Fiquei parado junto à minha janela, pensando na grande comunidade de todas as pessoas à qual pertenço; ela passa e retorna, chega à Terra, fica um tempo, sempre se renova. Uma só folha não tem significação, nem sentido, nem finalidade. Mas, junto com incontáveis outras, traz o outono. Eu mesmo isolado, não faço sentido, não tenho significaçao nem finalidade. Mas, junto com incontáveis outros, tornei-me essa figura singular que chamamos humanidade. Nela minha vida tem sentido, nela me torno um ser humano. Pensei que nunca nos devíamos sentir sozinhos, pois precisamos uns dos outros; eu de você, você de mim. Para a eternidade, somos apenas folhas secas, mas também podemos encantar o mundo juntos.
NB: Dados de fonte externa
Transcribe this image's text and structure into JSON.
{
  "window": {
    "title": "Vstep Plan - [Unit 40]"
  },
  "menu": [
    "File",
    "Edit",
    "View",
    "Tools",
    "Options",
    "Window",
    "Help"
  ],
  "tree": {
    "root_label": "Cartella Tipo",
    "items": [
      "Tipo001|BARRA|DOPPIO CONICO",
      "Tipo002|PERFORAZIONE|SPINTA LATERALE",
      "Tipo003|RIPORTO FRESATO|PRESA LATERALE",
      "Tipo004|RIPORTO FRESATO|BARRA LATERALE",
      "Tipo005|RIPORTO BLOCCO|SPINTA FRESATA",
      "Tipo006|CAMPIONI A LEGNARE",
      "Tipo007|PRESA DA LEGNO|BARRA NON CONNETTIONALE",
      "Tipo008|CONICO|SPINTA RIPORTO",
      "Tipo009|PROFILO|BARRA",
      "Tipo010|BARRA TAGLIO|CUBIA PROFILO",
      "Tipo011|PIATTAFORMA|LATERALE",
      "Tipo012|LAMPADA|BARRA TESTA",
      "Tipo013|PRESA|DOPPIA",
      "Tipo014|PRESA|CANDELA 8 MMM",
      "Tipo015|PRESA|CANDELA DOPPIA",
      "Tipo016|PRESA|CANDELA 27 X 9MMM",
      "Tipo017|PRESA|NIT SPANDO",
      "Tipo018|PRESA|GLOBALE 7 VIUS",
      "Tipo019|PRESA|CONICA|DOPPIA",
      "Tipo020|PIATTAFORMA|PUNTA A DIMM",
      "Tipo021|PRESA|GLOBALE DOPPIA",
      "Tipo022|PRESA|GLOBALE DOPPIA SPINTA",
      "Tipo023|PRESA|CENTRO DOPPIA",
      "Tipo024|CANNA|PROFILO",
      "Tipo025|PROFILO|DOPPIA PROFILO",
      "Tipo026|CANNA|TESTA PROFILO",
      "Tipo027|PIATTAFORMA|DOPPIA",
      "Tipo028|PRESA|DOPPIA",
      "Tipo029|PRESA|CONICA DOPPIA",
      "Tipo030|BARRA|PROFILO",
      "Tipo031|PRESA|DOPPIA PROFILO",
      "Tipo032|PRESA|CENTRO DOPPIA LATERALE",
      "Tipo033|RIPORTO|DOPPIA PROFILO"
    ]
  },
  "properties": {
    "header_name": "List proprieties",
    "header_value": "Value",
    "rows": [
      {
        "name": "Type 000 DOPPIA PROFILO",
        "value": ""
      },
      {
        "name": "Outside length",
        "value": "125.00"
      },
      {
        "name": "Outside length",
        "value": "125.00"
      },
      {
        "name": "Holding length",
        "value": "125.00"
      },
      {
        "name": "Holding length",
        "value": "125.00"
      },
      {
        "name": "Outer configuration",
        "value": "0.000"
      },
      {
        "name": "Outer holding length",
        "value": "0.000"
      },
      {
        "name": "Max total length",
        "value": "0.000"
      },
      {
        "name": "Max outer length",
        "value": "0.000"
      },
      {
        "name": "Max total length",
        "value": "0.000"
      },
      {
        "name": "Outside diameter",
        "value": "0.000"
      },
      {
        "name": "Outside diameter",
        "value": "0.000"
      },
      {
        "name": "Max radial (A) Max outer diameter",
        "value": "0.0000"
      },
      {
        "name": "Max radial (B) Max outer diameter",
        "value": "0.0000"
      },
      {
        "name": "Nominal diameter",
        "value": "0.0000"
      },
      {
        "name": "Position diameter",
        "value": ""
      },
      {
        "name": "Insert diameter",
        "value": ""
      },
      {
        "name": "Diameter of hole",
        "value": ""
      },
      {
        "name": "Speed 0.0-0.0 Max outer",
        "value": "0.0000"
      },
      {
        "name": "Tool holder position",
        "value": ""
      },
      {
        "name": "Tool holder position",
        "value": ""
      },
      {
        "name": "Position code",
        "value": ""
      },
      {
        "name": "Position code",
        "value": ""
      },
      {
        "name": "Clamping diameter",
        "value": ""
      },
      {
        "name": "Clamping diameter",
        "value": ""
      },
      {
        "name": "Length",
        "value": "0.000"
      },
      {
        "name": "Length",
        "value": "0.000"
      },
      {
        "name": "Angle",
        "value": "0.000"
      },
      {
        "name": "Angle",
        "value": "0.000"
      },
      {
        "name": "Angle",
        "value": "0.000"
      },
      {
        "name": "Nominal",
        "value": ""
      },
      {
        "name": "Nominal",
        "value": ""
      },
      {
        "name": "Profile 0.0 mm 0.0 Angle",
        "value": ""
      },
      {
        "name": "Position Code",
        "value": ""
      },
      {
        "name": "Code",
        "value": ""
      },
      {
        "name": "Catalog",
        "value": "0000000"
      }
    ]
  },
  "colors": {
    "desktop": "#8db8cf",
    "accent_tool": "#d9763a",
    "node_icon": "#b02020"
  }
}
Meu cachimbo apagara. Fui até a prateleira de livros para ler umas linhas que o homem chamado John Donne escreveu há muito tempo. Gosto muito delas. Enquanto as folhas continuam caindo lá fora, leio:

"Ninguém é uma ilha, totalmente sozinho. Todos são um pedaço de um continente, uma parte de terra firme. Se o mar carrega um torrão, toda a Europa empobrece, assim com se fosse tragado um braço de terra ou um castelo que pertenceu a teus amigos ou a ti mesmo. A morte de qualquer um me torna mais pobre, pois estou enredado no mundo dos homens. Portanto não peças jamais para saber quem será atingido. Tu serás sempre o atingido".